Pharmacy costs continue to change through the costs and complexities of the complicated supply chain of planning, designing, testing, developing, selling, distributing, dispensing, and delivering. Due to all of these so called “middlemen” cost of drugs increase drastically. Typical PBMs business models include ingredient cost and cost of dispensing as primary variables. Employers are wanting more integrated programs and services which provide value. Middlemen continue to add to the cost of drug claims that was the subject of “Drawing a Line in the Sand” published by the Midwest Business Group on Health in 2018 that was coauthored by Randy Vogenberg, PhD, FASHP who is the Board Chair of Employer Provider Interface Council (EPIC). “Dr. Vogenberg underlined that employers are caught in the middle with specialty drugs. To aid employers an employer toolkit was developed that support health benefits professionals in making critical and informed decisions, which can be found at www.specialtyrxtoolkit.org.”
Adding in delivery and in depth consultation such as Medication Therapeutic Management can improve both adherence and satisfaction. The Veterans Administration (VA) was one of the first to develop then fully implement MTM in the late 1970s-to-mid-80s. Since PBM’s usually do not pay for that level of service, plan-sponsors have to implement themselves.
A NEW FOCUS FOR EMPLOYERS
There is a large employer in Mississippi, who has kept their pharmacy claims to under 10% – the national average is around 15% – currently in pharmacy cost as a percentage to total costs. They do this by having members pay cash for all medications where they have a joint medical and pharmacy deductible and then the plan pays 100% for generics and 80% for brand medications. Their efforts have improved the knowledge of true cost of the medications to both the provider and the patient. Several employers work with local pharmacies to deliver onsite as well as having mail-order medications shipped to the workplace to each person.
Key action items from Dr. Randy Vogenberg, a thought leader who has been in the business for over 30 years, has three pathways for success for employer-sponsored plans which are as follows:
Complete Transparency – Employers need to know what they are getting and what they are paying for it. The employer has a fiduciary responsibility – if you do not know what you are paying for then they have skirted their fiduciary responsibility.
More Efficient Supply Chain – with technology today, you do not need all the middlemen and there is opportunity for continuous process improvement in managing the cost and quality of the supply chain.
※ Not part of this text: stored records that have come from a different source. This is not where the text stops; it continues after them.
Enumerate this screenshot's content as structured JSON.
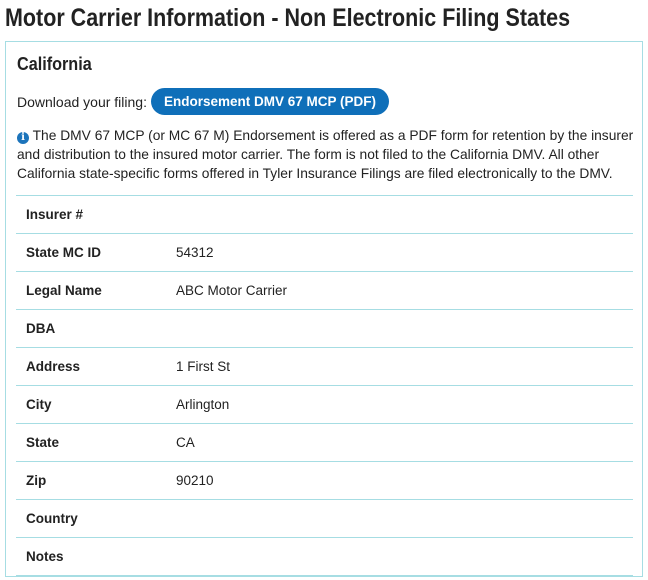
{
  "page_title": "Motor Carrier Information - Non Electronic Filing States",
  "section": {
    "state": "California",
    "download_label": "Download your filing:",
    "download_button": "Endorsement DMV 67 MCP (PDF)",
    "info_icon": "info-circle-icon",
    "info_text": "The DMV 67 MCP (or MC 67 M) Endorsement is offered as a PDF form for retention by the insurer and distribution to the insured motor carrier. The form is not filed to the California DMV. All other California state-specific forms offered in Tyler Insurance Filings are filed electronically to the DMV.",
    "rows": [
      {
        "label": "Insurer #",
        "value": ""
      },
      {
        "label": "State MC ID",
        "value": "54312"
      },
      {
        "label": "Legal Name",
        "value": "ABC Motor Carrier"
      },
      {
        "label": "DBA",
        "value": ""
      },
      {
        "label": "Address",
        "value": "1 First St"
      },
      {
        "label": "City",
        "value": "Arlington"
      },
      {
        "label": "State",
        "value": "CA"
      },
      {
        "label": "Zip",
        "value": "90210"
      },
      {
        "label": "Country",
        "value": ""
      },
      {
        "label": "Notes",
        "value": ""
      }
    ]
  },
  "colors": {
    "accent": "#0f6fb9",
    "border": "#a6dde3"
  }
}
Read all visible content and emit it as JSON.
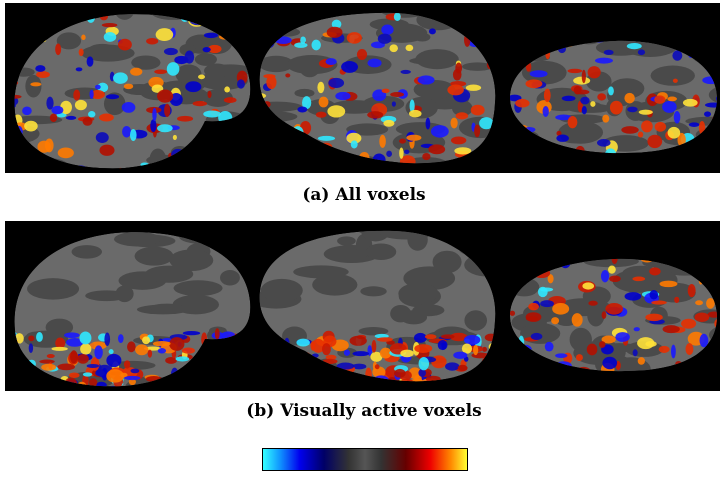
{
  "figure": {
    "panels": [
      {
        "caption": "(a) All voxels"
      },
      {
        "caption": "(b) Visually active voxels"
      }
    ]
  }
}
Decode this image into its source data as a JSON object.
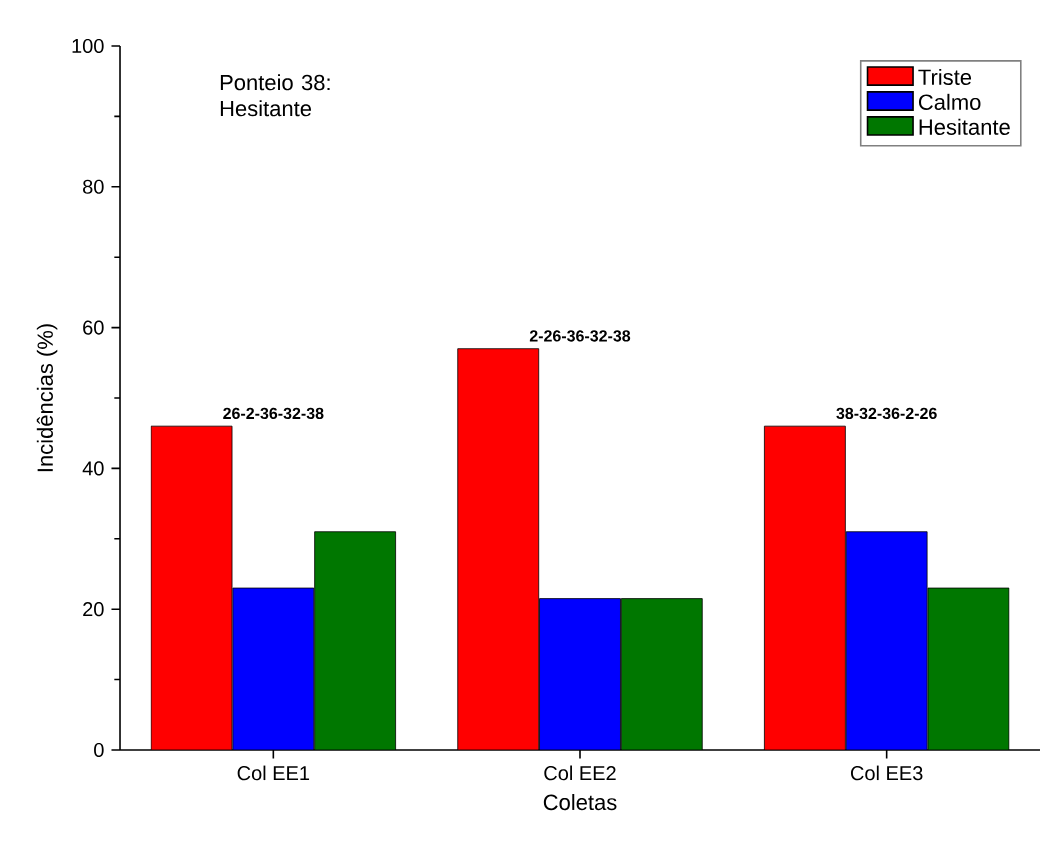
{
  "chart_data": {
    "type": "bar",
    "title": "Ponteio 38: Hesitante",
    "xlabel": "Coletas",
    "ylabel": "Incidências (%)",
    "categories": [
      "Col EE1",
      "Col EE2",
      "Col EE3"
    ],
    "series": [
      {
        "name": "Triste",
        "color": "#ff0000",
        "values": [
          46,
          57,
          46
        ]
      },
      {
        "name": "Calmo",
        "color": "#0000ff",
        "values": [
          23,
          21.5,
          31
        ]
      },
      {
        "name": "Hesitante",
        "color": "#007700",
        "values": [
          31,
          21.5,
          23
        ]
      }
    ],
    "ylim": [
      0,
      100
    ],
    "yticks": [
      0,
      20,
      40,
      60,
      80,
      100
    ],
    "legend": "top right",
    "grid": false,
    "annotations": [
      "26-2-36-32-38",
      "2-26-36-32-38",
      "38-32-36-2-26"
    ]
  }
}
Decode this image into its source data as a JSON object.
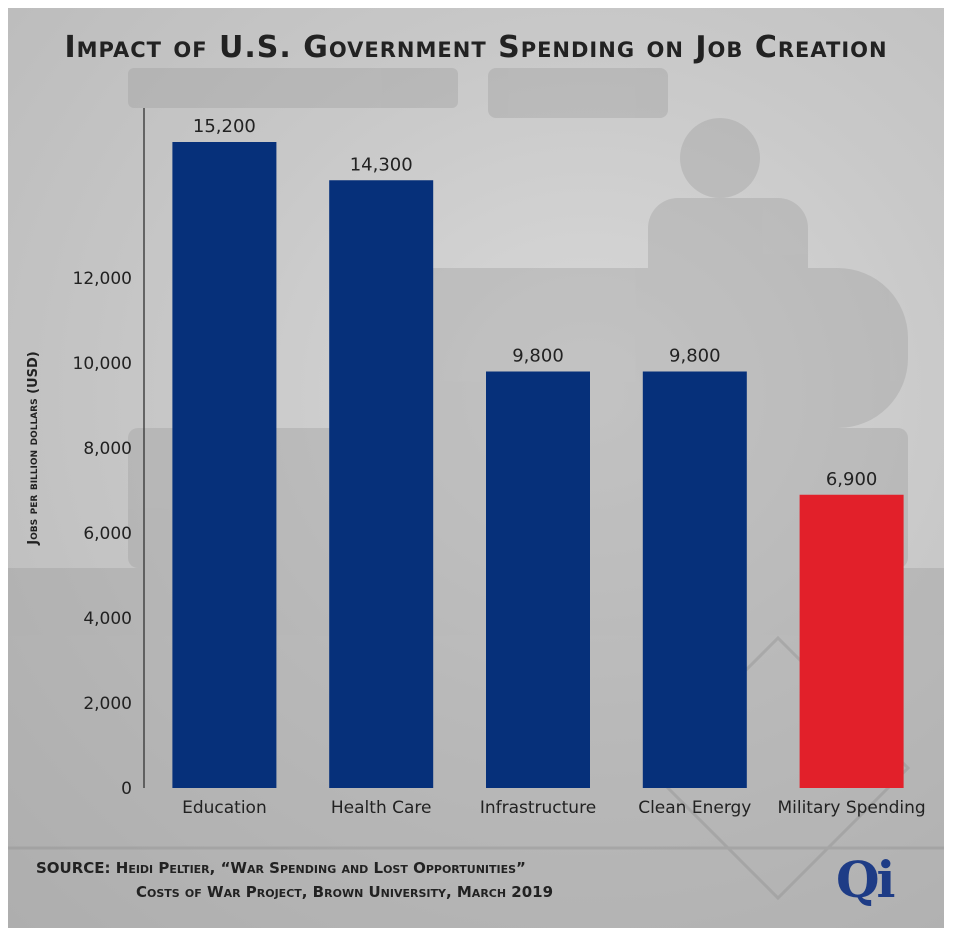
{
  "title": "Impact of U.S. Government Spending on Job Creation",
  "source": {
    "line1": "SOURCE: Heidi Peltier, “War Spending and Lost Opportunities”",
    "line2": "Costs of War Project, Brown University, March 2019"
  },
  "logo_text": "Qi",
  "colors": {
    "bar_default": "#06307a",
    "bar_highlight": "#e2202a",
    "text": "#222222",
    "axis": "#444444"
  },
  "chart_data": {
    "type": "bar",
    "title": "Impact of U.S. Government Spending on Job Creation",
    "ylabel": "Jobs per billion dollars (USD)",
    "xlabel": "",
    "categories": [
      "Education",
      "Health Care",
      "Infrastructure",
      "Clean Energy",
      "Military Spending"
    ],
    "values": [
      15200,
      14300,
      9800,
      9800,
      6900
    ],
    "value_labels": [
      "15,200",
      "14,300",
      "9,800",
      "9,800",
      "6,900"
    ],
    "highlight_index": 4,
    "yticks": [
      0,
      2000,
      4000,
      6000,
      8000,
      10000,
      12000
    ],
    "ytick_labels": [
      "0",
      "2,000",
      "4,000",
      "6,000",
      "8,000",
      "10,000",
      "12,000"
    ],
    "ylim": [
      0,
      16000
    ],
    "grid": false,
    "legend": "none"
  }
}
Member’s Best Interest – Add in more value-based solutions, evolve consumer education, and reduced barriers to access and compliance. Plan sponsors need to do more in communicating, incenting, and engaging plan members.
In 2020, the National Alliance for Healthcare Purchasing Coalitions released a report from its Employer Roundtables on Drug Cost. Some of the recommendations include eliminating rebates, site-of-care solutions, full transparency, and other waste-reducing and value-generating programs and services. There are new ways of contracting with manufactures and distributors to reduce the number of transactions between the producer and the end user. As pharmacy and medical drug related claim costs continue to rise as a greater percentage of total cost, plan sponsors can do more to stem the tide by taking an active role in understanding and designing value-based benefits.